What surprises me the most is the long-lasting effect I may have on people who I have barely crossed their paths during my life. People who I shared 20 words on a party 8 months ago, people who are friends of a friend that don't talk among themselves much either, go figure with me. People who work at my same place and that we bump into each other once every 2 weeks. These kind of people. Not even acquaintances. Less than that.
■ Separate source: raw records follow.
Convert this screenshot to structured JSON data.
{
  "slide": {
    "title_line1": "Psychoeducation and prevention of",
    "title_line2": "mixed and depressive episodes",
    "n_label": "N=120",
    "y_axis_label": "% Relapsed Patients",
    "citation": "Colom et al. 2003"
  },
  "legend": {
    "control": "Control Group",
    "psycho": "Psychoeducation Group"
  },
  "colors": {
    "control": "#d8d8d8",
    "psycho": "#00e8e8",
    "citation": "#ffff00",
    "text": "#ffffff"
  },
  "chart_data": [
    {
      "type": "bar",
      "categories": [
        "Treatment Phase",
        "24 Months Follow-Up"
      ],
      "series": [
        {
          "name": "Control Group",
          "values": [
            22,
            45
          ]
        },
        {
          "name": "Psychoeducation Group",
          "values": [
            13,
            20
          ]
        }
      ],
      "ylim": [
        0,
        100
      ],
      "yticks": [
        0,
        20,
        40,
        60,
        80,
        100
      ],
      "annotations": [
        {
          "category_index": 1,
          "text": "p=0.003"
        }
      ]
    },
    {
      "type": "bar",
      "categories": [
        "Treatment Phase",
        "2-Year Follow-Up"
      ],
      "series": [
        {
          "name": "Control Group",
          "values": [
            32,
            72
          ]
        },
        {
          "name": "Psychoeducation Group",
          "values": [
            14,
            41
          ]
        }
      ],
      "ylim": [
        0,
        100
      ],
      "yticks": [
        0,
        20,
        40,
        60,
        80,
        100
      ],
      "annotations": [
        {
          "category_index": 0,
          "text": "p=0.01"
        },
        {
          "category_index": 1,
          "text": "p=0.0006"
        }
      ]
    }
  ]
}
Yet these people are the ones who most surprise me by sending me birthday wishes every year, by liking my photos on Instagram, by commenting on my Facebook timeline (and I barely use Facebook). I keep wondering: what did I say or do that made them remember me? I had an extremely small chance to make an impression on them, I didn't even try to, yet apparently I made a good one, and a lasting one.
Why so? I don't know.
Perhaps it has to do with the uniqueness of myself. Don't get me wrong, I am as average as anybody. I'm not smarter, more beautiful, classier or richer than whomever may happen to read this blog. I haven't accomplished anything truly remarkable in life. Not yet, I like to add. There's nothing in my past or my role in society that would make anybody remember of me even after months after a brief and occasional encounter.
My conclusion is that I am somehow different. A mix of different aspects of my person is something that is not often met nowadays, and it causes a lasting impression in others. Namely, I am a metalhead but I dress very classy, very much outside of what same aged men would, go figure real metalheads. Think of a Nick Cave as of style but singing like Rob Halford. Perhaps this befuddles somebody. To me it has always been natural as I don't want to choose how to dress according to a “tribe” or a predefined group. I am more than that.
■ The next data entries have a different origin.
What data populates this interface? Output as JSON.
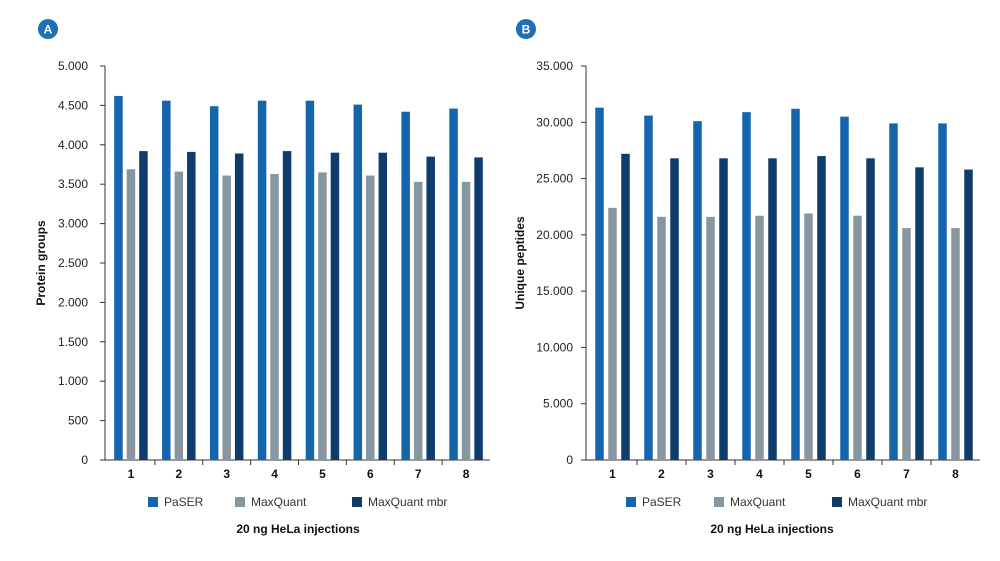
{
  "panels": [
    {
      "badge": "A"
    },
    {
      "badge": "B"
    }
  ],
  "colors": {
    "PaSER": "#1565ad",
    "MaxQuant": "#8896a0",
    "MaxQuant mbr": "#0f3d6b",
    "badge_bg": "#1f6fb6",
    "axis": "#333333"
  },
  "chart_data": [
    {
      "type": "bar",
      "categories": [
        "1",
        "2",
        "3",
        "4",
        "5",
        "6",
        "7",
        "8"
      ],
      "series": [
        {
          "name": "PaSER",
          "values": [
            4620,
            4560,
            4490,
            4560,
            4560,
            4510,
            4420,
            4460
          ]
        },
        {
          "name": "MaxQuant",
          "values": [
            3690,
            3660,
            3610,
            3630,
            3650,
            3610,
            3530,
            3530
          ]
        },
        {
          "name": "MaxQuant mbr",
          "values": [
            3920,
            3910,
            3890,
            3920,
            3900,
            3900,
            3850,
            3840
          ]
        }
      ],
      "title": "",
      "xlabel": "20 ng HeLa injections",
      "ylabel": "Protein groups",
      "ylim": [
        0,
        5000
      ],
      "yticks": [
        0,
        500,
        1000,
        1500,
        2000,
        2500,
        3000,
        3500,
        4000,
        4500,
        5000
      ],
      "ytick_labels": [
        "0",
        "500",
        "1.000",
        "1.500",
        "2.000",
        "2.500",
        "3.000",
        "3.500",
        "4.000",
        "4.500",
        "5.000"
      ],
      "grid": false,
      "legend": "bottom"
    },
    {
      "type": "bar",
      "categories": [
        "1",
        "2",
        "3",
        "4",
        "5",
        "6",
        "7",
        "8"
      ],
      "series": [
        {
          "name": "PaSER",
          "values": [
            31300,
            30600,
            30100,
            30900,
            31200,
            30500,
            29900,
            29900
          ]
        },
        {
          "name": "MaxQuant",
          "values": [
            22400,
            21600,
            21600,
            21700,
            21900,
            21700,
            20600,
            20600
          ]
        },
        {
          "name": "MaxQuant mbr",
          "values": [
            27200,
            26800,
            26800,
            26800,
            27000,
            26800,
            26000,
            25800
          ]
        }
      ],
      "title": "",
      "xlabel": "20 ng HeLa injections",
      "ylabel": "Unique peptides",
      "ylim": [
        0,
        35000
      ],
      "yticks": [
        0,
        5000,
        10000,
        15000,
        20000,
        25000,
        30000,
        35000
      ],
      "ytick_labels": [
        "0",
        "5.000",
        "10.000",
        "15.000",
        "20.000",
        "25.000",
        "30.000",
        "35.000"
      ],
      "grid": false,
      "legend": "bottom"
    }
  ]
}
Perhaps it has also to do with being a programmer but taking care of himself. Aesthetically. And not being obsessed with nerdy things, not having a bedroom filled with Star Wars posters, Stallman quotes and a Rubik cube in a corner. My bedroom is quite minimalistic, as my way of dressing, which conflicts with the general idea people have of a metalhead or a programmer. Add that I'm not your average cis white male (I'm from the south of Italy and I am brown skinned), nor that I watch what is popular (those Avengers movies make me cringe), nor read what is currently trending (give me a book about the Mongol art of war anytime over the latest women empowering novel), nor listen to what is considered the current frontier of music (95% of all hiphop is pure trash as two thirds of modern metal), and you have a concoction of features that escape an easy definition.
Perhaps it is all this. Or perhaps it is something altogether different. I may never know for sure. None of my closer friends ever told me straightly what they find truly interesting in me. I am thus guessing.
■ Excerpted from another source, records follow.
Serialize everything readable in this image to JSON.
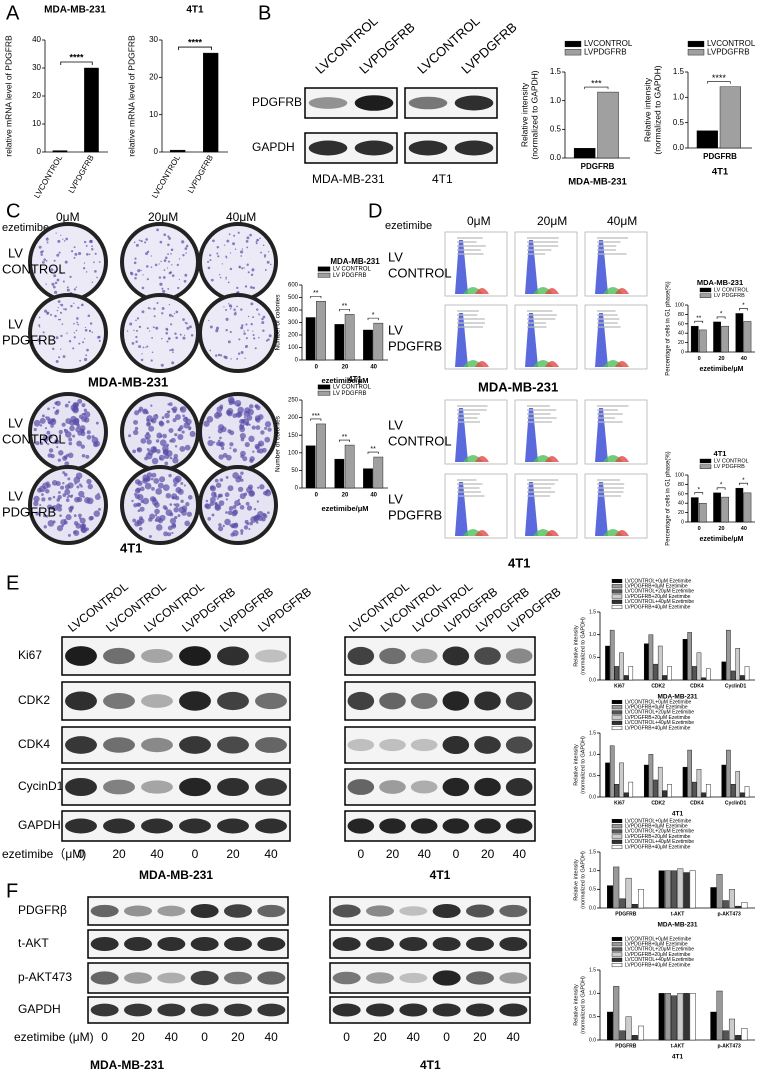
{
  "panel_labels": [
    "A",
    "B",
    "C",
    "D",
    "E",
    "F"
  ],
  "blot_b": {
    "row_labels": [
      "PDGFRB",
      "GAPDH"
    ],
    "lane_labels": [
      "LVCONTROL",
      "LVPDGFRB"
    ],
    "cell_lines": [
      "MDA-MB-231",
      "4T1"
    ]
  },
  "colony": {
    "treatment": "ezetimibe",
    "doses": [
      "0μM",
      "20μM",
      "40μM"
    ],
    "rows": [
      [
        "LV",
        "CONTROL"
      ],
      [
        "LV",
        "PDGFRB"
      ]
    ],
    "cell_lines": [
      "MDA-MB-231",
      "4T1"
    ]
  },
  "flow": {
    "treatment": "ezetimibe",
    "doses": [
      "0μM",
      "20μM",
      "40μM"
    ],
    "rows": [
      [
        "LV",
        "CONTROL"
      ],
      [
        "LV",
        "PDGFRB"
      ]
    ],
    "cell_lines": [
      "MDA-MB-231",
      "4T1"
    ]
  },
  "blot_e": {
    "lane_labels": [
      "LVCONTROL",
      "LVCONTROL",
      "LVCONTROL",
      "LVPDGFRB",
      "LVPDGFRB",
      "LVPDGFRB"
    ],
    "rows": [
      "Ki67",
      "CDK2",
      "CDK4",
      "CycinD1",
      "GAPDH"
    ],
    "treatment": "ezetimibe（μM)",
    "doses": [
      "0",
      "20",
      "40",
      "0",
      "20",
      "40"
    ],
    "cell_lines": [
      "MDA-MB-231",
      "4T1"
    ]
  },
  "blot_f": {
    "rows": [
      "PDGFRβ",
      "t-AKT",
      "p-AKT473",
      "GAPDH"
    ],
    "treatment": "ezetimibe  (μM)",
    "doses": [
      "0",
      "20",
      "40",
      "0",
      "20",
      "40"
    ],
    "cell_lines": [
      "MDA-MB-231",
      "4T1"
    ]
  },
  "chart_data": [
    {
      "type": "bar",
      "title": "MDA-MB-231",
      "ylabel": "relative mRNA level of PDGFRB",
      "categories": [
        "LVCONTROL",
        "LVPDGFRB"
      ],
      "values": [
        0.5,
        30
      ],
      "color": "#000000",
      "ylim": [
        0,
        40
      ],
      "yticks": [
        0,
        10,
        20,
        30,
        40
      ],
      "annotations": [
        "****"
      ]
    },
    {
      "type": "bar",
      "title": "4T1",
      "ylabel": "relative mRNA level of PDGFRB",
      "categories": [
        "LVCONTROL",
        "LVPDGFRB"
      ],
      "values": [
        0.5,
        26.5
      ],
      "color": "#000000",
      "ylim": [
        0,
        30
      ],
      "yticks": [
        0,
        10,
        20,
        30
      ],
      "annotations": [
        "****"
      ]
    },
    {
      "type": "bar",
      "xlabel": "MDA-MB-231",
      "ylabel": [
        "Relative intensity",
        "(normalized to GAPDH)"
      ],
      "categories": [
        "PDGFRB"
      ],
      "series": [
        {
          "name": "LVCONTROL",
          "color": "#000000",
          "values": [
            0.17
          ]
        },
        {
          "name": "LVPDGFRB",
          "color": "#a0a0a0",
          "values": [
            1.15
          ]
        }
      ],
      "ylim": [
        0,
        1.5
      ],
      "yticks": [
        {
          "value": 0,
          "label": "0.0"
        },
        {
          "value": 0.5,
          "label": "0.5"
        },
        {
          "value": 1,
          "label": "1.0"
        },
        {
          "value": 1.5,
          "label": "1.5"
        }
      ],
      "annotations": [
        "***"
      ]
    },
    {
      "type": "bar",
      "xlabel": "4T1",
      "ylabel": [
        "Relative intensity",
        "(normalized to GAPDH)"
      ],
      "categories": [
        "PDGFRB"
      ],
      "series": [
        {
          "name": "LVCONTROL",
          "color": "#000000",
          "values": [
            0.34
          ]
        },
        {
          "name": "LVPDGFRB",
          "color": "#a0a0a0",
          "values": [
            1.21
          ]
        }
      ],
      "ylim": [
        0,
        1.5
      ],
      "yticks": [
        {
          "value": 0,
          "label": "0.0"
        },
        {
          "value": 0.5,
          "label": "0.5"
        },
        {
          "value": 1,
          "label": "1.0"
        },
        {
          "value": 1.5,
          "label": "1.5"
        }
      ],
      "annotations": [
        "****"
      ]
    },
    {
      "type": "bar",
      "title": "MDA-MB-231",
      "xlabel": "ezetimibe/μM",
      "ylabel": "Number of colonies",
      "categories": [
        "0",
        "20",
        "40"
      ],
      "series": [
        {
          "name": "LV CONTROL",
          "color": "#000000",
          "values": [
            340,
            285,
            240
          ]
        },
        {
          "name": "LV PDGFRB",
          "color": "#a0a0a0",
          "values": [
            470,
            365,
            295
          ]
        }
      ],
      "ylim": [
        0,
        600
      ],
      "yticks": [
        0,
        100,
        200,
        300,
        400,
        500,
        600
      ],
      "annotations": [
        "**",
        "**",
        "*"
      ]
    },
    {
      "type": "bar",
      "title": "4T1",
      "xlabel": "ezetimibe/μM",
      "ylabel": "Number of colonies",
      "categories": [
        "0",
        "20",
        "40"
      ],
      "series": [
        {
          "name": "LV CONTROL",
          "color": "#000000",
          "values": [
            120,
            82,
            55
          ]
        },
        {
          "name": "LV PDGFRB",
          "color": "#a0a0a0",
          "values": [
            182,
            122,
            88
          ]
        }
      ],
      "ylim": [
        0,
        250
      ],
      "yticks": [
        0,
        50,
        100,
        150,
        200,
        250
      ],
      "annotations": [
        "***",
        "**",
        "**"
      ]
    },
    {
      "type": "bar",
      "title": "MDA-MB-231",
      "xlabel": "ezetimibe/μM",
      "ylabel": "Percentage of cells in G1 phase(%)",
      "categories": [
        "0",
        "20",
        "40"
      ],
      "series": [
        {
          "name": "LV CONTROL",
          "color": "#000000",
          "values": [
            55,
            64,
            82
          ]
        },
        {
          "name": "LV PDGFRB",
          "color": "#a0a0a0",
          "values": [
            47,
            55,
            65
          ]
        }
      ],
      "ylim": [
        0,
        100
      ],
      "yticks": [
        0,
        20,
        40,
        60,
        80,
        100
      ],
      "annotations": [
        "**",
        "*",
        "*"
      ]
    },
    {
      "type": "bar",
      "title": "4T1",
      "xlabel": "ezetimibe/μM",
      "ylabel": "Percentage of cells in G1 phase(%)",
      "categories": [
        "0",
        "20",
        "40"
      ],
      "series": [
        {
          "name": "LV CONTROL",
          "color": "#000000",
          "values": [
            52,
            62,
            72
          ]
        },
        {
          "name": "LV PDGFRB",
          "color": "#a0a0a0",
          "values": [
            40,
            53,
            62
          ]
        }
      ],
      "ylim": [
        0,
        100
      ],
      "yticks": [
        0,
        20,
        40,
        60,
        80,
        100
      ],
      "annotations": [
        "*",
        "*",
        "*"
      ]
    },
    {
      "type": "bar",
      "xlabel": "MDA-MB-231",
      "ylabel": [
        "Relative intensity",
        "(normalized to GAPDH)"
      ],
      "categories": [
        "Ki67",
        "CDK2",
        "CDK4",
        "CyclinD1"
      ],
      "series": [
        {
          "name": "LVCONTROL+0μM Ezetimibe",
          "color": "#000000",
          "values": [
            0.75,
            0.8,
            0.9,
            0.4
          ]
        },
        {
          "name": "LVPDGFRB+0μM Ezetimibe",
          "color": "#999999",
          "values": [
            1.1,
            1.0,
            1.05,
            1.1
          ]
        },
        {
          "name": "LVCONTROL+20μM Ezetimibe",
          "color": "#555555",
          "values": [
            0.3,
            0.35,
            0.3,
            0.2
          ]
        },
        {
          "name": "LVPDGFRB+20μM Ezetimibe",
          "color": "#cccccc",
          "values": [
            0.6,
            0.75,
            0.6,
            0.7
          ]
        },
        {
          "name": "LVCONTROL+40μM Ezetimibe",
          "color": "#333333",
          "values": [
            0.1,
            0.1,
            0.05,
            0.1
          ]
        },
        {
          "name": "LVPDGFRB+40μM Ezetimibe",
          "color": "#ffffff",
          "values": [
            0.3,
            0.3,
            0.25,
            0.3
          ]
        }
      ],
      "ylim": [
        0,
        1.5
      ],
      "yticks": [
        {
          "value": 0,
          "label": "0.0"
        },
        {
          "value": 0.5,
          "label": "0.5"
        },
        {
          "value": 1,
          "label": "1.0"
        },
        {
          "value": 1.5,
          "label": "1.5"
        }
      ]
    },
    {
      "type": "bar",
      "xlabel": "4T1",
      "ylabel": [
        "Relative intensity",
        "(normalized to GAPDH)"
      ],
      "categories": [
        "Ki67",
        "CDK2",
        "CDK4",
        "CyclinD1"
      ],
      "series": [
        {
          "name": "LVCONTROL+0μM Ezetimibe",
          "color": "#000000",
          "values": [
            0.8,
            0.75,
            0.7,
            0.75
          ]
        },
        {
          "name": "LVPDGFRB+0μM Ezetimibe",
          "color": "#999999",
          "values": [
            1.2,
            1.0,
            1.1,
            1.1
          ]
        },
        {
          "name": "LVCONTROL+20μM Ezetimibe",
          "color": "#555555",
          "values": [
            0.3,
            0.4,
            0.35,
            0.3
          ]
        },
        {
          "name": "LVPDGFRB+20μM Ezetimibe",
          "color": "#cccccc",
          "values": [
            0.8,
            0.7,
            0.65,
            0.6
          ]
        },
        {
          "name": "LVCONTROL+40μM Ezetimibe",
          "color": "#333333",
          "values": [
            0.1,
            0.15,
            0.1,
            0.1
          ]
        },
        {
          "name": "LVPDGFRB+40μM Ezetimibe",
          "color": "#ffffff",
          "values": [
            0.35,
            0.3,
            0.3,
            0.25
          ]
        }
      ],
      "ylim": [
        0,
        1.5
      ],
      "yticks": [
        {
          "value": 0,
          "label": "0.0"
        },
        {
          "value": 0.5,
          "label": "0.5"
        },
        {
          "value": 1,
          "label": "1.0"
        },
        {
          "value": 1.5,
          "label": "1.5"
        }
      ]
    },
    {
      "type": "bar",
      "xlabel": "MDA-MB-231",
      "ylabel": [
        "Relative intensity",
        "(normalized to GAPDH)"
      ],
      "categories": [
        "PDGFRB",
        "t-AKT",
        "p-AKT473"
      ],
      "series": [
        {
          "name": "LVCONTROL+0μM Ezetimibe",
          "color": "#000000",
          "values": [
            0.6,
            1.0,
            0.55
          ]
        },
        {
          "name": "LVPDGFRB+0μM Ezetimibe",
          "color": "#999999",
          "values": [
            1.1,
            1.0,
            0.9
          ]
        },
        {
          "name": "LVCONTROL+20μM Ezetimibe",
          "color": "#555555",
          "values": [
            0.25,
            1.0,
            0.2
          ]
        },
        {
          "name": "LVPDGFRB+20μM Ezetimibe",
          "color": "#cccccc",
          "values": [
            0.8,
            1.05,
            0.5
          ]
        },
        {
          "name": "LVCONTROL+40μM Ezetimibe",
          "color": "#333333",
          "values": [
            0.1,
            0.95,
            0.05
          ]
        },
        {
          "name": "LVPDGFRB+40μM Ezetimibe",
          "color": "#ffffff",
          "values": [
            0.5,
            1.0,
            0.15
          ]
        }
      ],
      "ylim": [
        0,
        1.5
      ],
      "yticks": [
        {
          "value": 0,
          "label": "0.0"
        },
        {
          "value": 0.5,
          "label": "0.5"
        },
        {
          "value": 1,
          "label": "1.0"
        },
        {
          "value": 1.5,
          "label": "1.5"
        }
      ]
    },
    {
      "type": "bar",
      "xlabel": "4T1",
      "ylabel": [
        "Relative intensity",
        "(normalized to GAPDH)"
      ],
      "categories": [
        "PDGFRB",
        "t-AKT",
        "p-AKT473"
      ],
      "series": [
        {
          "name": "LVCONTROL+0μM Ezetimibe",
          "color": "#000000",
          "values": [
            0.6,
            1.0,
            0.6
          ]
        },
        {
          "name": "LVPDGFRB+0μM Ezetimibe",
          "color": "#999999",
          "values": [
            1.15,
            1.0,
            1.05
          ]
        },
        {
          "name": "LVCONTROL+20μM Ezetimibe",
          "color": "#555555",
          "values": [
            0.2,
            0.95,
            0.2
          ]
        },
        {
          "name": "LVPDGFRB+20μM Ezetimibe",
          "color": "#cccccc",
          "values": [
            0.5,
            1.0,
            0.45
          ]
        },
        {
          "name": "LVCONTROL+40μM Ezetimibe",
          "color": "#333333",
          "values": [
            0.1,
            1.0,
            0.1
          ]
        },
        {
          "name": "LVPDGFRB+40μM Ezetimibe",
          "color": "#ffffff",
          "values": [
            0.3,
            1.0,
            0.25
          ]
        }
      ],
      "ylim": [
        0,
        1.5
      ],
      "yticks": [
        {
          "value": 0,
          "label": "0.0"
        },
        {
          "value": 0.5,
          "label": "0.5"
        },
        {
          "value": 1,
          "label": "1.0"
        },
        {
          "value": 1.5,
          "label": "1.5"
        }
      ]
    }
  ]
}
I am though grateful to all the appreciation I received and continue to receive by friends and people who are way less than that. Especially the latter. I truly am. I don't believe much in life itself, I do find it a long succession of painful events intermixed with brief happiness. Yet I'd value the little appreciation I receive from near complete strangers as one of the most important source of that brief happiness that life sometimes is able to give us. I may never get why I have it but I do cherish it.